Lineage analysis of the ENS precursors in the zebrafish. Taking advantage of the optical clarity of the zebrafish embryo and the accessibility and manipulability of the premigratory neural crest we are genetically labeling subpopulations of the vagal neural crest-derived enteric neural crest cells (ENCCs) to determine if there are distinct subpopulations of ENCCs that give rise to different subtypes of ENS neurons.
The in vivo function of zebrafish orthologues of known HSCR genes. Taking advantage of the zebrafish model system we are investigating how known HSCR linked genes, such as Sip1, cause their ENS phenotypes. We have previously shown that the neurotrophic factor GDNF and its receptor complex are absolutely required for normal ENS development in zebrafish as in mouse and human. Using similar techniques we are investigating the function of other known HSCR genes in zebrafish ENS development. These studies are investigating the many unanswered questions as how these known HSCR genes actually cause their ENS phenotypes when mutated.
Analyzing in vivo function of new potential HSCR loci using zebrafish. Taking advantage of the zebrafish model system we are investigating whether zebrafish orthologues of genes identified in HSCR patient exome sequencing are involved in ENS development in the zebrafish. These studies hope to identify novel HSCR loci.
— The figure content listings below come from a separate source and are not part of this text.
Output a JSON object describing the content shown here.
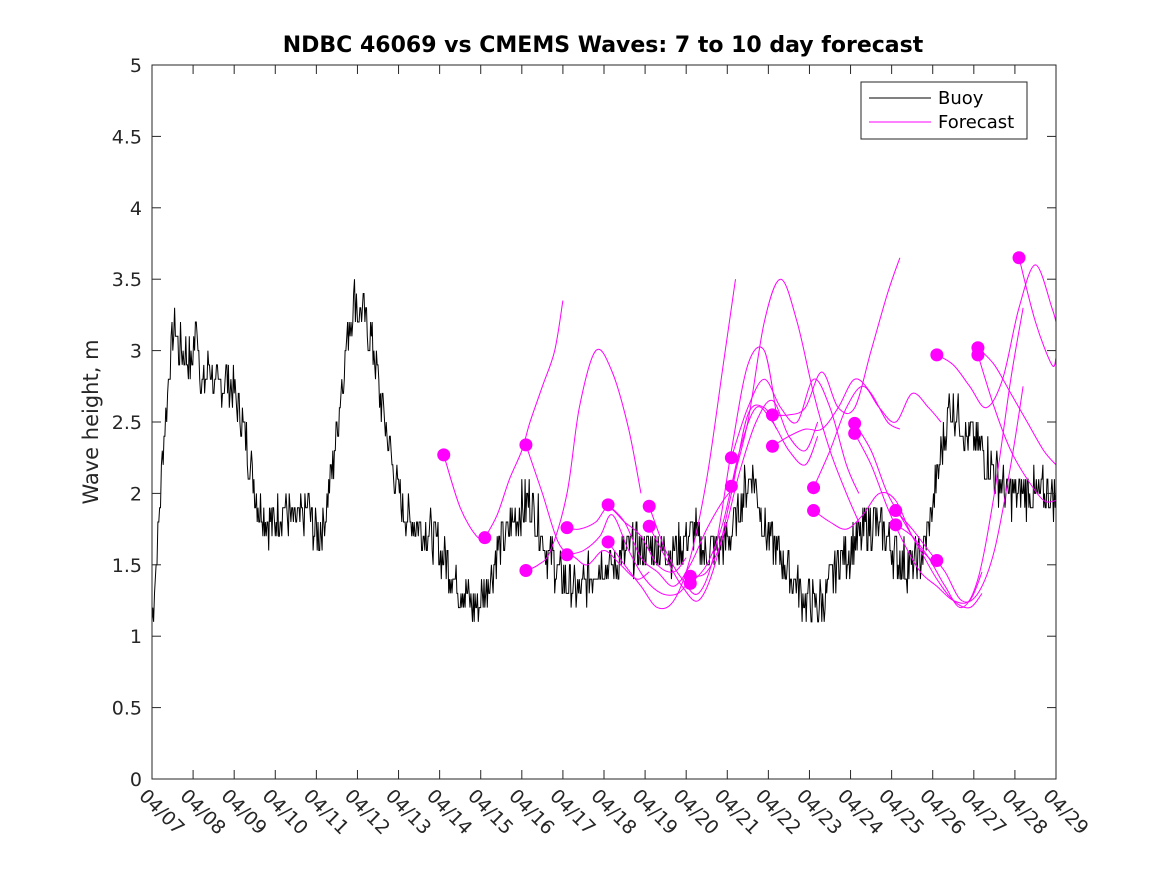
{
  "chart_data": {
    "type": "line",
    "title": "NDBC 46069 vs CMEMS Waves: 7 to 10 day forecast",
    "xlabel": "",
    "ylabel": "Wave height, m",
    "xlim": [
      "2024-04-07",
      "2024-04-29"
    ],
    "ylim": [
      0,
      5
    ],
    "yticks": [
      "0",
      "0.5",
      "1",
      "1.5",
      "2",
      "2.5",
      "3",
      "3.5",
      "4",
      "4.5",
      "5"
    ],
    "xticks": [
      "04/07",
      "04/08",
      "04/09",
      "04/10",
      "04/11",
      "04/12",
      "04/13",
      "04/14",
      "04/15",
      "04/16",
      "04/17",
      "04/18",
      "04/19",
      "04/20",
      "04/21",
      "04/22",
      "04/23",
      "04/24",
      "04/25",
      "04/26",
      "04/27",
      "04/28",
      "04/29"
    ],
    "grid": false,
    "legend": {
      "position": "top-right",
      "entries": [
        "Buoy",
        "Forecast"
      ]
    },
    "colors": {
      "buoy": "#000000",
      "forecast": "#ff00ff"
    },
    "series": [
      {
        "name": "Buoy",
        "x_days_from_0407": [
          0,
          0.1,
          0.25,
          0.4,
          0.55,
          0.65,
          0.8,
          0.95,
          1.1,
          1.2,
          1.4,
          1.55,
          1.8,
          2.0,
          2.2,
          2.4,
          2.6,
          2.8,
          3.0,
          3.2,
          3.4,
          3.6,
          3.8,
          4.0,
          4.2,
          4.4,
          4.6,
          4.8,
          4.95,
          5.0,
          5.2,
          5.4,
          5.6,
          5.8,
          6.0,
          6.2,
          6.4,
          6.6,
          6.8,
          7.0,
          7.2,
          7.4,
          7.6,
          7.8,
          8.0,
          8.2,
          8.4,
          8.6,
          8.8,
          9.0,
          9.2,
          9.4,
          9.6,
          9.8,
          10.0,
          10.2,
          10.4,
          10.6,
          10.8,
          11.0,
          11.2,
          11.4,
          11.6,
          11.8,
          12.0,
          12.2,
          12.4,
          12.6,
          12.8,
          13.0,
          13.2,
          13.4,
          13.6,
          13.8,
          14.0,
          14.2,
          14.4,
          14.6,
          14.8,
          15.0,
          15.2,
          15.4,
          15.6,
          15.8,
          16.0,
          16.2,
          16.4,
          16.6,
          16.8,
          17.0,
          17.2,
          17.4,
          17.6,
          17.8,
          18.0,
          18.2,
          18.4,
          18.6,
          18.8,
          19.0,
          19.2,
          19.4,
          19.6,
          19.8,
          20.0,
          20.2,
          20.4,
          20.6,
          20.8,
          21.0,
          21.2,
          21.4,
          21.6,
          21.8,
          22.0
        ],
        "values": [
          1.1,
          1.5,
          2.2,
          2.8,
          3.2,
          3.0,
          3.0,
          2.9,
          3.2,
          2.7,
          2.9,
          2.7,
          2.8,
          2.7,
          2.5,
          2.2,
          1.9,
          1.8,
          1.8,
          1.9,
          1.8,
          1.8,
          1.9,
          1.7,
          1.8,
          2.2,
          2.7,
          3.2,
          3.4,
          3.3,
          3.2,
          3.0,
          2.6,
          2.3,
          2.0,
          1.8,
          1.8,
          1.75,
          1.7,
          1.6,
          1.5,
          1.4,
          1.3,
          1.2,
          1.25,
          1.4,
          1.6,
          1.7,
          1.8,
          1.9,
          1.95,
          1.8,
          1.6,
          1.5,
          1.4,
          1.35,
          1.3,
          1.4,
          1.5,
          1.5,
          1.5,
          1.55,
          1.6,
          1.6,
          1.6,
          1.65,
          1.6,
          1.6,
          1.6,
          1.7,
          1.75,
          1.6,
          1.6,
          1.6,
          1.7,
          1.8,
          2.0,
          2.15,
          1.9,
          1.7,
          1.6,
          1.5,
          1.4,
          1.3,
          1.25,
          1.2,
          1.3,
          1.45,
          1.55,
          1.6,
          1.7,
          1.75,
          1.8,
          1.7,
          1.6,
          1.55,
          1.5,
          1.5,
          1.6,
          1.9,
          2.3,
          2.6,
          2.6,
          2.4,
          2.4,
          2.3,
          2.2,
          2.1,
          2.0,
          2.0,
          2.0,
          2.0,
          2.0,
          2.0,
          2.0
        ]
      },
      {
        "name": "Forecast",
        "runs": [
          {
            "x": [
              7.1,
              7.5,
              7.9,
              8.1
            ],
            "values": [
              2.27,
              1.9,
              1.7,
              1.7
            ]
          },
          {
            "x": [
              8.1,
              8.4,
              8.7,
              9.0,
              9.2,
              9.5,
              9.8,
              10.0
            ],
            "values": [
              1.69,
              1.85,
              2.1,
              2.3,
              2.5,
              2.75,
              3.0,
              3.35
            ]
          },
          {
            "x": [
              9.1,
              9.4,
              9.7,
              10.1,
              10.4,
              10.8,
              11.2,
              11.6,
              11.9
            ],
            "values": [
              1.46,
              1.5,
              1.6,
              2.0,
              2.6,
              3.0,
              2.85,
              2.45,
              2.0
            ]
          },
          {
            "x": [
              9.1,
              9.5,
              9.9,
              10.3,
              10.6,
              11.0,
              11.4,
              11.8,
              12.1
            ],
            "values": [
              2.34,
              2.0,
              1.65,
              1.55,
              1.5,
              1.6,
              1.5,
              1.4,
              1.45
            ]
          },
          {
            "x": [
              10.1,
              10.4,
              10.8,
              11.1,
              11.5,
              11.9,
              12.3,
              12.7,
              13.0
            ],
            "values": [
              1.76,
              1.75,
              1.8,
              1.9,
              1.8,
              1.7,
              1.5,
              1.45,
              1.55
            ]
          },
          {
            "x": [
              10.1,
              10.5,
              10.9,
              11.2,
              11.6,
              12.0,
              12.4,
              12.8,
              13.1
            ],
            "values": [
              1.57,
              1.6,
              1.7,
              1.85,
              1.6,
              1.4,
              1.3,
              1.3,
              1.4
            ]
          },
          {
            "x": [
              11.1,
              11.5,
              11.9,
              12.3,
              12.7,
              13.1,
              13.5,
              13.9,
              14.2
            ],
            "values": [
              1.92,
              1.8,
              1.55,
              1.45,
              1.35,
              1.5,
              1.75,
              1.95,
              2.05
            ]
          },
          {
            "x": [
              11.1,
              11.5,
              11.9,
              12.3,
              12.7,
              13.1,
              13.5,
              13.9,
              14.2
            ],
            "values": [
              1.66,
              1.5,
              1.35,
              1.2,
              1.25,
              1.55,
              2.1,
              2.9,
              3.5
            ]
          },
          {
            "x": [
              12.1,
              12.5,
              12.9,
              13.3,
              13.7,
              14.1,
              14.5,
              14.9,
              15.2
            ],
            "values": [
              1.91,
              1.6,
              1.4,
              1.3,
              1.6,
              2.3,
              2.9,
              3.0,
              2.55
            ]
          },
          {
            "x": [
              12.1,
              12.5,
              12.9,
              13.3,
              13.7,
              14.1,
              14.5,
              14.9,
              15.2
            ],
            "values": [
              1.77,
              1.55,
              1.35,
              1.25,
              1.5,
              2.0,
              2.55,
              2.6,
              2.45
            ]
          },
          {
            "x": [
              13.1,
              13.5,
              13.9,
              14.3,
              14.7,
              15.1,
              15.5,
              15.9,
              16.2
            ],
            "values": [
              1.42,
              1.45,
              1.7,
              2.15,
              2.5,
              2.65,
              2.4,
              2.3,
              2.5
            ]
          },
          {
            "x": [
              13.1,
              13.5,
              13.9,
              14.3,
              14.7,
              15.1,
              15.5,
              15.9,
              16.2
            ],
            "values": [
              1.37,
              1.5,
              1.8,
              2.3,
              2.6,
              2.5,
              2.3,
              2.2,
              2.4
            ]
          },
          {
            "x": [
              14.1,
              14.5,
              14.9,
              15.3,
              15.7,
              16.1,
              16.5,
              16.9,
              17.2
            ],
            "values": [
              2.25,
              2.6,
              2.8,
              2.6,
              2.5,
              2.8,
              2.6,
              2.2,
              2.0
            ]
          },
          {
            "x": [
              14.1,
              14.5,
              14.9,
              15.3,
              15.7,
              16.1,
              16.5,
              16.9,
              17.2
            ],
            "values": [
              2.05,
              2.5,
              3.2,
              3.5,
              3.2,
              2.7,
              2.3,
              2.0,
              1.8
            ]
          },
          {
            "x": [
              15.1,
              15.5,
              15.9,
              16.3,
              16.7,
              17.1,
              17.5,
              17.9,
              18.2
            ],
            "values": [
              2.55,
              2.55,
              2.6,
              2.85,
              2.6,
              2.6,
              3.0,
              3.4,
              3.65
            ]
          },
          {
            "x": [
              15.1,
              15.5,
              15.9,
              16.3,
              16.7,
              17.1,
              17.5,
              17.9,
              18.2
            ],
            "values": [
              2.33,
              2.4,
              2.45,
              2.45,
              2.6,
              2.8,
              2.7,
              2.5,
              2.45
            ]
          },
          {
            "x": [
              16.1,
              16.5,
              16.9,
              17.3,
              17.7,
              18.1,
              18.5,
              18.9,
              19.2
            ],
            "values": [
              2.04,
              2.3,
              2.6,
              2.75,
              2.6,
              2.5,
              2.7,
              2.6,
              2.5
            ]
          },
          {
            "x": [
              16.1,
              16.5,
              16.9,
              17.3,
              17.7,
              18.1,
              18.5,
              18.9,
              19.2
            ],
            "values": [
              1.88,
              1.8,
              1.75,
              1.85,
              2.0,
              1.95,
              1.7,
              1.55,
              1.5
            ]
          },
          {
            "x": [
              17.1,
              17.5,
              17.9,
              18.3,
              18.7,
              19.1,
              19.5,
              19.9,
              20.2
            ],
            "values": [
              2.49,
              2.3,
              2.0,
              1.8,
              1.6,
              1.4,
              1.25,
              1.2,
              1.3
            ]
          },
          {
            "x": [
              17.1,
              17.5,
              17.9,
              18.3,
              18.7,
              19.1,
              19.5,
              19.9,
              20.2
            ],
            "values": [
              2.42,
              2.2,
              1.9,
              1.65,
              1.45,
              1.35,
              1.25,
              1.25,
              1.45
            ]
          },
          {
            "x": [
              18.1,
              18.5,
              18.9,
              19.3,
              19.7,
              20.1,
              20.5,
              20.9,
              21.2
            ],
            "values": [
              1.88,
              1.75,
              1.6,
              1.45,
              1.25,
              1.3,
              1.6,
              2.2,
              2.75
            ]
          },
          {
            "x": [
              18.1,
              18.5,
              18.9,
              19.3,
              19.7,
              20.1,
              20.5,
              20.9,
              21.2
            ],
            "values": [
              1.78,
              1.7,
              1.55,
              1.35,
              1.2,
              1.4,
              2.0,
              2.8,
              3.3
            ]
          },
          {
            "x": [
              19.1,
              19.5,
              19.9,
              20.3,
              20.7,
              21.1,
              21.5,
              21.9,
              22.0
            ],
            "values": [
              2.97,
              2.9,
              2.75,
              2.6,
              2.8,
              3.3,
              3.6,
              3.3,
              3.2
            ]
          },
          {
            "x": [
              20.1,
              20.5,
              20.9,
              21.3,
              21.7,
              22.0
            ],
            "values": [
              3.02,
              2.9,
              2.7,
              2.5,
              2.3,
              2.2
            ]
          },
          {
            "x": [
              20.1,
              20.5,
              20.9,
              21.3,
              21.7,
              22.0
            ],
            "values": [
              2.97,
              2.6,
              2.3,
              2.1,
              1.95,
              1.95
            ]
          },
          {
            "x": [
              21.1,
              21.5,
              21.9,
              22.0
            ],
            "values": [
              3.65,
              3.2,
              2.9,
              2.95
            ]
          }
        ],
        "markers": {
          "x": [
            7.1,
            8.1,
            9.1,
            9.1,
            10.1,
            10.1,
            11.1,
            11.1,
            12.1,
            12.1,
            13.1,
            13.1,
            14.1,
            14.1,
            15.1,
            15.1,
            16.1,
            16.1,
            17.1,
            17.1,
            18.1,
            18.1,
            19.1,
            19.1,
            20.1,
            20.1,
            21.1
          ],
          "values": [
            2.27,
            1.69,
            2.34,
            1.46,
            1.76,
            1.57,
            1.92,
            1.66,
            1.91,
            1.77,
            1.42,
            1.37,
            2.25,
            2.05,
            2.55,
            2.33,
            2.04,
            1.88,
            2.49,
            2.42,
            1.88,
            1.78,
            2.97,
            1.53,
            3.02,
            2.97,
            3.65
          ]
        }
      }
    ]
  }
}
The relationship between gut endoderm development and ENS development. Our studies of the zebrafish ENS mutants suggest that factors derived from the gut endoderm play a critical role in the normal migration and proliferation of ENS precursors. We are taking a microarray approach to determine which gut endoderm factors are downregulated in these mutants.
Development of FACS sorting ENS precursor cells for RNA seq and Chip Seq studies.
Development of a small molecule screen utilizing double transgenic Zebrafish to identify novel compounds that promote or inhibit ENS precursor proliferation and/or differentiation.